Volvió a coger la figura y la observó durante un buen rato con la lupa, después la colocó de nuevo en la caja.

—¿Jugamos? —le pregunté.

Movió la cabeza y dijo:

—Sería un sacrilegio jugar con la figura de una diosa.

Metí las piezas en la pequeña caja, que al mismo tiempo hacía las veces de tablero, y la introduje en mi bolsa. Pan Dan Chee guardaba silencio. La luz de la única antorcha proyectaba nuestras largas y oscuras sombras sobre el suelo.

Las antorchas de Horz eran algo nuevo para mí. Son muy ingeniosas. Tienen forma cilindrica y poseen un núcleo central que reluce brillantemente con una luz fría cuando es expuesto al aire, lo cual se consigue volviendo una tapa sujeta por medio de bisagras y empujando hacia arriba; cuanta mayor es la porción expuesta, más intensa es la luz.
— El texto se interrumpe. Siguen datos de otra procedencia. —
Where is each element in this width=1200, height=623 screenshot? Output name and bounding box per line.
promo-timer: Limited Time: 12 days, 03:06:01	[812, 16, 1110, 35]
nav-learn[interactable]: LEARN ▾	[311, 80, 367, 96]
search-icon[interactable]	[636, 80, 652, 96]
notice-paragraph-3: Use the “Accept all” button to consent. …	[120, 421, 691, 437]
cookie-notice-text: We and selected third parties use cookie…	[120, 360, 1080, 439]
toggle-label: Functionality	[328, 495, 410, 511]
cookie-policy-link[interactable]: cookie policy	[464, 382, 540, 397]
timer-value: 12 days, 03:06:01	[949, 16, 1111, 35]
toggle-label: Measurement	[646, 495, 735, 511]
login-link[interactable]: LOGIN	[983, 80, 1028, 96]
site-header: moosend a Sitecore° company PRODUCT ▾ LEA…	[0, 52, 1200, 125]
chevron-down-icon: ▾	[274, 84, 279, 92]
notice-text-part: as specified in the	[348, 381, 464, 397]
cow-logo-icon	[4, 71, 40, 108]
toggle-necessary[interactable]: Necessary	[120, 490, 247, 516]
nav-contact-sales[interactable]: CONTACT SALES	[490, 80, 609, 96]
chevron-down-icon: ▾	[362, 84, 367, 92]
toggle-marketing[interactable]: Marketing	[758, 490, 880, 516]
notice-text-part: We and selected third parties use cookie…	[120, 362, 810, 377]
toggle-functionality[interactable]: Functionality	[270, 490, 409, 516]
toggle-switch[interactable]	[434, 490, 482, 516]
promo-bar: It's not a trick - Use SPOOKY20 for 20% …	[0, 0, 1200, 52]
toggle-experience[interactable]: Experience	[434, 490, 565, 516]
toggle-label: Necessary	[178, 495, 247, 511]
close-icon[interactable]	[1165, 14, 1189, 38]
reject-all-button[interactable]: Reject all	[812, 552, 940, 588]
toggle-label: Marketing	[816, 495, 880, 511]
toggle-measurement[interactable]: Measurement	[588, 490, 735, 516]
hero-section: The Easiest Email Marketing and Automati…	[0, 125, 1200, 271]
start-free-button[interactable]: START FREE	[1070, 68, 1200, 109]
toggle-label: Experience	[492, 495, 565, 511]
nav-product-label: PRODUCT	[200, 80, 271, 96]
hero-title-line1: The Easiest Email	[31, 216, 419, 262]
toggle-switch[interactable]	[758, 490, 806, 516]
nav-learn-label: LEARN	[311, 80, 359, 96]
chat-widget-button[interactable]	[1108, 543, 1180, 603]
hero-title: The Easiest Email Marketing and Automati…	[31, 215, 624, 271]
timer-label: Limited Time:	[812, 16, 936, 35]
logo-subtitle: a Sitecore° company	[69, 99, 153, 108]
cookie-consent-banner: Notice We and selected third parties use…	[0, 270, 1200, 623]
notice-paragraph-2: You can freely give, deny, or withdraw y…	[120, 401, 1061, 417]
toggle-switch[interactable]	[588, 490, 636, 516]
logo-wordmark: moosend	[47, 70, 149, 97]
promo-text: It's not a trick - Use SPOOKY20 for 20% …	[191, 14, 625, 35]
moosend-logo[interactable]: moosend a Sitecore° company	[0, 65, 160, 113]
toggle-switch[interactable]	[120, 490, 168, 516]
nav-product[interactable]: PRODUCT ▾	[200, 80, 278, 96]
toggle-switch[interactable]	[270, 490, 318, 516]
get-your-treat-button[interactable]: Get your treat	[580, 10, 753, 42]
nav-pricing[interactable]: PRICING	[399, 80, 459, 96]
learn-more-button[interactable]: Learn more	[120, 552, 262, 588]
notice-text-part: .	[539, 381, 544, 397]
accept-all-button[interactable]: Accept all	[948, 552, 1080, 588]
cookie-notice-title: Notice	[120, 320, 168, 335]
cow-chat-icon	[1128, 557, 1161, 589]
Pan Dan Chee me contó que habían sido inventadas hacía siglos y que la luz así producida llevaba consigo tan poca pérdida de materia que eran prácticamente eternas. El arte de obtener el núcleo central se perdió en la lejana antigüedad y ningún científico desde entonces ha sido capaz de analizar su composición.

Pasó un buen rato antes de que Pan Dan Chee hablara de nuevo, entonces se levantó. Parecía cansado y triste.

—Venga —dijo— cuanto antes acabemos mejor. – Y desenfundó su espada.

—¿Por qué tenemos que pelear? —le pregunté—. Somos amigos. Si logro salir de aquí, te doy mi palabra de honor de que no traeré a nadie a Horz; por lo tanto, te ruego que me dejes en paz. No quiero matarte. O mejor aún, vente conmigo. Hay mucho que ver más allá de Horz, tienes todo un mundo exterior que conocer.

—No me tientes —suplicó—. Quiero ir. Por primera vez en mi vida deseo abandonar Horz. Pero no debo hacerlo. ¡Vamos, John Carter, en guardia!, uno de los dos debe morir, a menos que regreses voluntariamente conmigo.

—En cuyo caso ambos moriremos —le recordé—. Es una estupidez, Pan Dan Chee.

—¡En guardia! – Fue su única respuesta.

No me quedaba otra cosa que hacer que desenfundar mi espada y defenderme, y, la verdad, nunca me había costado tanto trabajo desenfundar.